Alright - I do - my games go off the cuff and are heavily randomized - he walked into what became a random death trap because of those random rolls. It happened to have a wishing well, he desperately tossed in a silver coin. Silver's got some nice 'anti-evil' connections in mythology, I rolled and got a pretty high 'good' result - practically the first 'non-horrid' roll in a run of about 20.
So a creature came through the well, one with the set of abilities needed to get him out of there alive. Happened to be more or less exactly the 'standard' imp in abilities, but with an opposite alignment and without any need or intention of killing him (Imps should be Scum in that game, this one was a third party). I let their interactions be hairy and close and risky, but the imp was more scared of the player and was 'forced' to cooperate. The imp had a terrible problem anyway - it was a form of weak devil (lawful evil bad guys) and some demon (chaotic evil competitor bad guys) had 'messed up' a very powerful devil's 'create imps' spell - thus Imp was one of a batch of gone-bad imps and thus marked for destruction at the moment of creation - it's an honor thing (big bad Devil doesn't make mistakes... thus those mistakes have to cease to exist as if they never were).

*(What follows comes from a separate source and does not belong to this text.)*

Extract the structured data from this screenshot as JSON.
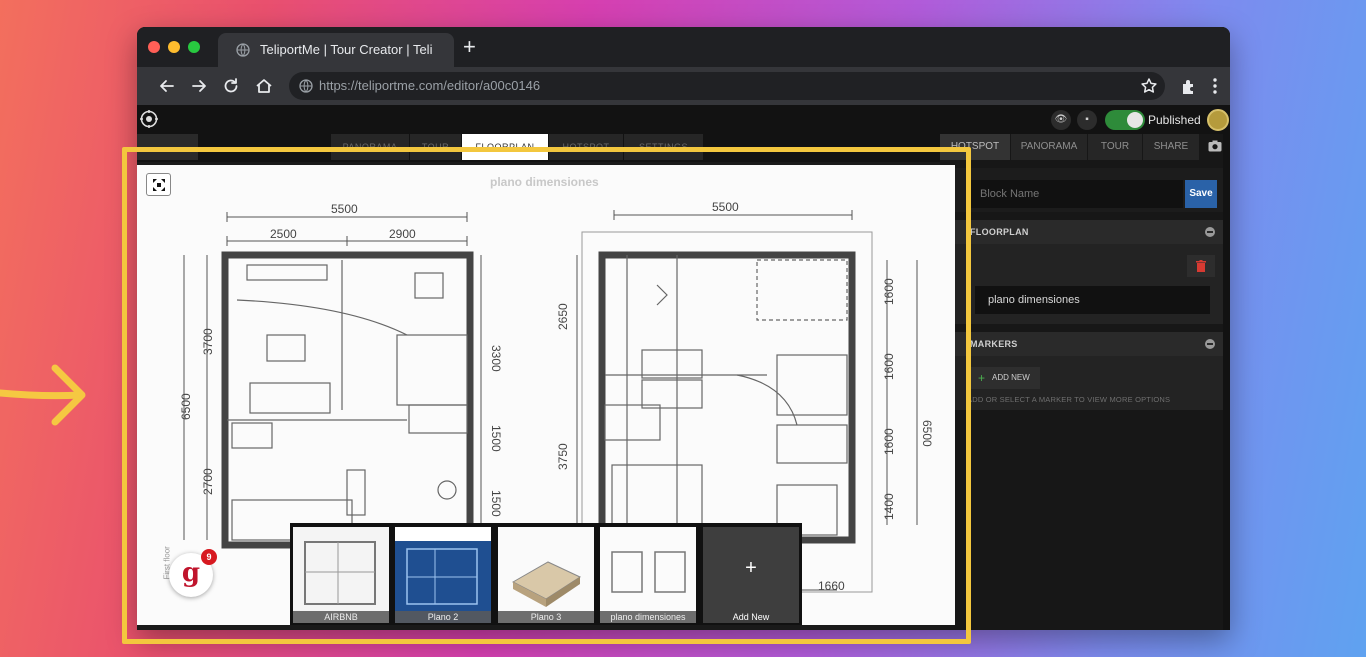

Desperate Imp jumped into a portal that 'lead nowhere' and hadn't for many centuries (the death-trap dungeon had been deadly for a very long time, fountain that was its other end had been sealed from lack of use for that long).
So the infernal and utterly overpowered hunters thought Imp destroyed... but Imp knew that wasn't going to last. Imp -did- need out of that deathtrap dungeon, and could get out. 'Of course' the Imp also got that player out, ostensibly so that player wouldn't himself kill the Imp (imps are -weak-. You do need magic to hurt them at all - but if you -have- magic and can harm them, they are very very squishable. At best hard to hit, but super duper fragile if you can). Player established that the Imp was controllable, trustable, and useable.... and -useful-. Imp was the only actual 'treasure' he got from that dungeon - and that player was bound and determined to -keep the loot-. Reasonable, the Imp could do quite a few things, though it was -incredibly- reluctant to do -anything- and refused to explain why... not that they ever actually asked.... they just tried to force it and it let itself be forced when they tried hard enough.
I'd expected Imp to leave the player once he was out of the deathtrap, and that Imp would get quietly destroyed at some soon later point 'off camera' as it were. When the player decided to 'make Imp stay', Imp didn't tell the player about its problem - how it was being hunted. It just 'hid'. Hid as best it could, which the party actually wasn't making harder. Of course, the hunt closed in anyway (there was no possible escape for the Imp, it's maker could just wonder and -know- where it was. Any and every use of magic by the Imp - and the Imp was a magical creature - just existing was a use of magic - was detectable if it's creator happened to notice and had a chance to catch that Creator's attention - once that attention was gained there was no going back again until the Creator again believed the Imp destroyed. Moving around used more magic - doing -anything- used more magic, making it more obvious that Imp still existed. Period. Poor Imp had no chance, was only a question 'when').
So the party soon started noticing that there was more and more demonic stuff around them, poking around them. Then stuff started to go for Imp directly, which meant going through the party. But the players by then wanted to keep Imp, who had a heck of a personality and was a deeply desperate survivor and not stupid. It realized that the party wanting to save it (who else possibly would?) was likely to be its best chance of surviving (but not if it told them that -all of hell would come to squish it soon if that's what it took-... still it DID want the help and maybe somehow the party could save it somehow....? Hope hope but not dare tell them).
So Imp became a major part of the game, and very much a member of the party to both me and the players.
Then I started to want to play more and more, and one of my players wanted to DM more and more. And he offered me Imp as my character. So I got to enjoy 'being Imp' without also having to know everything about everything anymore, and without having to 'play both sides' of the survival paranoia game.
By the time I was passing my teens, I was perfectly happy with the name 'Imp' as a great pseudonym for me. The internet was just starting to become a 'big thing' around then, and I needed a name for chatrooms and such, so, 'Imp' worked. Later I found others often had already chosen an Imp username, so variants of 'Ladyimp', 'Impet' and 'Impindeed' got pressed to service as needed. I was surprised that this forum didn't already have an 'Imp' when I joined it. Is that why you're asking about the date I joined, you were surprised that name was free for me to use at that time too?